There was clear failure to replicate in 2019: see Kallewaard.

~ Paul Ingraham

original abstract Abstracts here may not perfectly match originals, for a variety of technical and practical reasons. Some abstacts are truncated for my purposes here, if they are particularly long-winded and unhelpful. I occasionally add clarifying notes. And I make some minor corrections.

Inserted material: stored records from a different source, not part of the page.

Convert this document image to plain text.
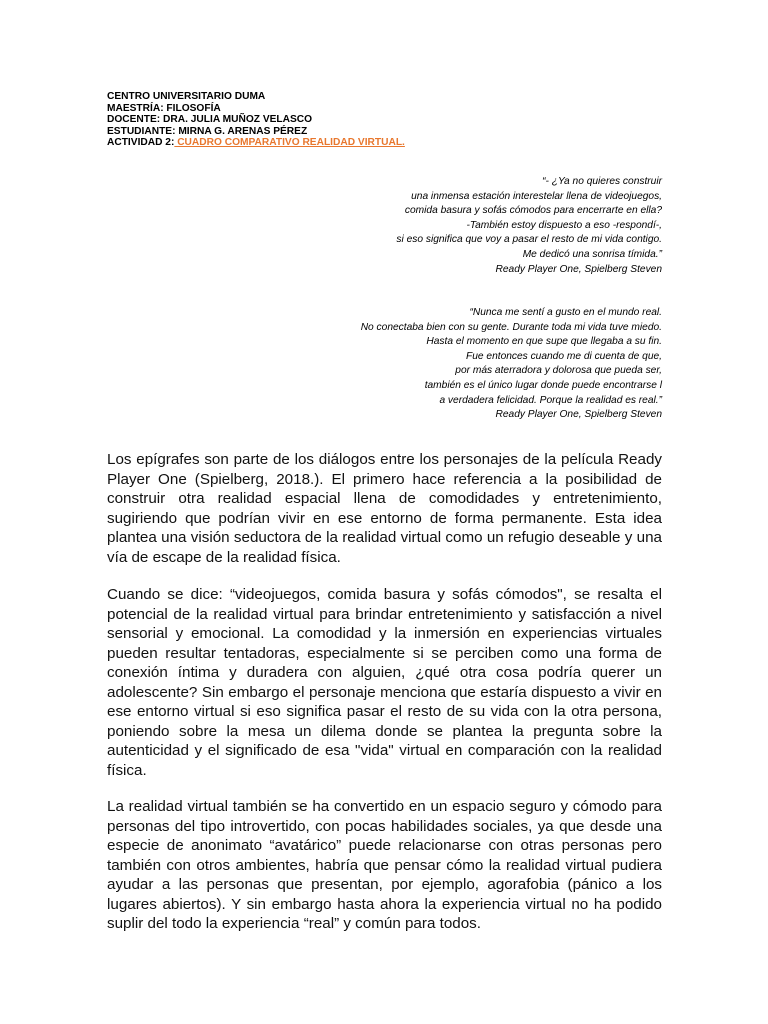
CENTRO UNIVERSITARIO DUMA
MAESTRÍA: FILOSOFÍA
DOCENTE: DRA. JULIA MUÑOZ VELASCO
ESTUDIANTE: MIRNA G. ARENAS PÉREZ
ACTIVIDAD 2: CUADRO COMPARATIVO REALIDAD VIRTUAL.
“- ¿Ya no quieres construir
una inmensa estación interestelar llena de videojuegos,
comida basura y sofás cómodos para encerrarte en ella?
-También estoy dispuesto a eso -respondí-,
si eso significa que voy a pasar el resto de mi vida contigo.
Me dedicó una sonrisa tímida.”
Ready Player One, Spielberg Steven
“Nunca me sentí a gusto en el mundo real.
No conectaba bien con su gente. Durante toda mi vida tuve miedo.
Hasta el momento en que supe que llegaba a su fin.
Fue entonces cuando me di cuenta de que,
por más aterradora y dolorosa que pueda ser,
también es el único lugar donde puede encontrarse l
a verdadera felicidad. Porque la realidad es real.”
Ready Player One, Spielberg Steven

Los epígrafes son parte de los diálogos entre los personajes de la película Ready Player One (Spielberg, 2018.). El primero hace referencia a la posibilidad de construir otra realidad espacial llena de comodidades y entretenimiento, sugiriendo que podrían vivir en ese entorno de forma permanente. Esta idea plantea una visión seductora de la realidad virtual como un refugio deseable y una vía de escape de la realidad física.

Cuando se dice: “videojuegos, comida basura y sofás cómodos", se resalta el potencial de la realidad virtual para brindar entretenimiento y satisfacción a nivel sensorial y emocional. La comodidad y la inmersión en experiencias virtuales pueden resultar tentadoras, especialmente si se perciben como una forma de conexión íntima y duradera con alguien, ¿qué otra cosa podría querer un adolescente? Sin embargo el personaje menciona que estaría dispuesto a vivir en ese entorno virtual si eso significa pasar el resto de su vida con la otra persona, poniendo sobre la mesa un dilema donde se plantea la pregunta sobre la autenticidad y el significado de esa "vida" virtual en comparación con la realidad física.

La realidad virtual también se ha convertido en un espacio seguro y cómodo para personas del tipo introvertido, con pocas habilidades sociales, ya que desde una especie de anonimato “avatárico” puede relacionarse con otras personas pero también con otros ambientes, habría que pensar cómo la realidad virtual pudiera ayudar a las personas que presentan, por ejemplo, agorafobia (pánico a los lugares abiertos). Y sin embargo hasta ahora la experiencia virtual no ha podido suplir del todo la experiencia “real” y común para todos.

A preliminary report of clinical study revealed that chronic discogenic low back pain could be treated by intradiscal methylene blue (MB) injection. We investigated the effect of intradiscal MB injection for the treatment of chronic discogenic low back pain in a randomized placebo-controlled trial. We recruited 136 patients who were found potentially eligible after clinical examination and 72 became eligible after discography. All the patients had discogenic low back pain lasting longer than 6 months, with no comorbidity. Thirty-six were allocated to intradiscal MB injection and 36 to placebo treatment. The principal criteria to judge the effectiveness included alleviation of pain, assessed by a 101-point numerical rating scale (NRS-101), and improvement in disability, as assessed with the Oswestry Disability Index (ODI) for functional recovery. At the 24-month follow-up, both the groups differed substantially with respect to the primary outcomes. The patients in MB injection group showed a mean reduction in pain measured by NRS of 52.50, a mean reduction in Oswestry disability scores of 35.58, and satisfaction rates of 91.6%, compared with 0.70%, 1.68%, and 14.3%, respectively, in placebo treatment group (p<0.001, p<0.001, and p<0.001, respectively). No adverse effects or complications were found in the group of patients treated with intradiscal MB injection. The current clinical trial indicates that the injection of methylene blue into the painful disc is a safe, effective and minimally invasive method for the treatment of intractable and incapacitating discogenic low back pain.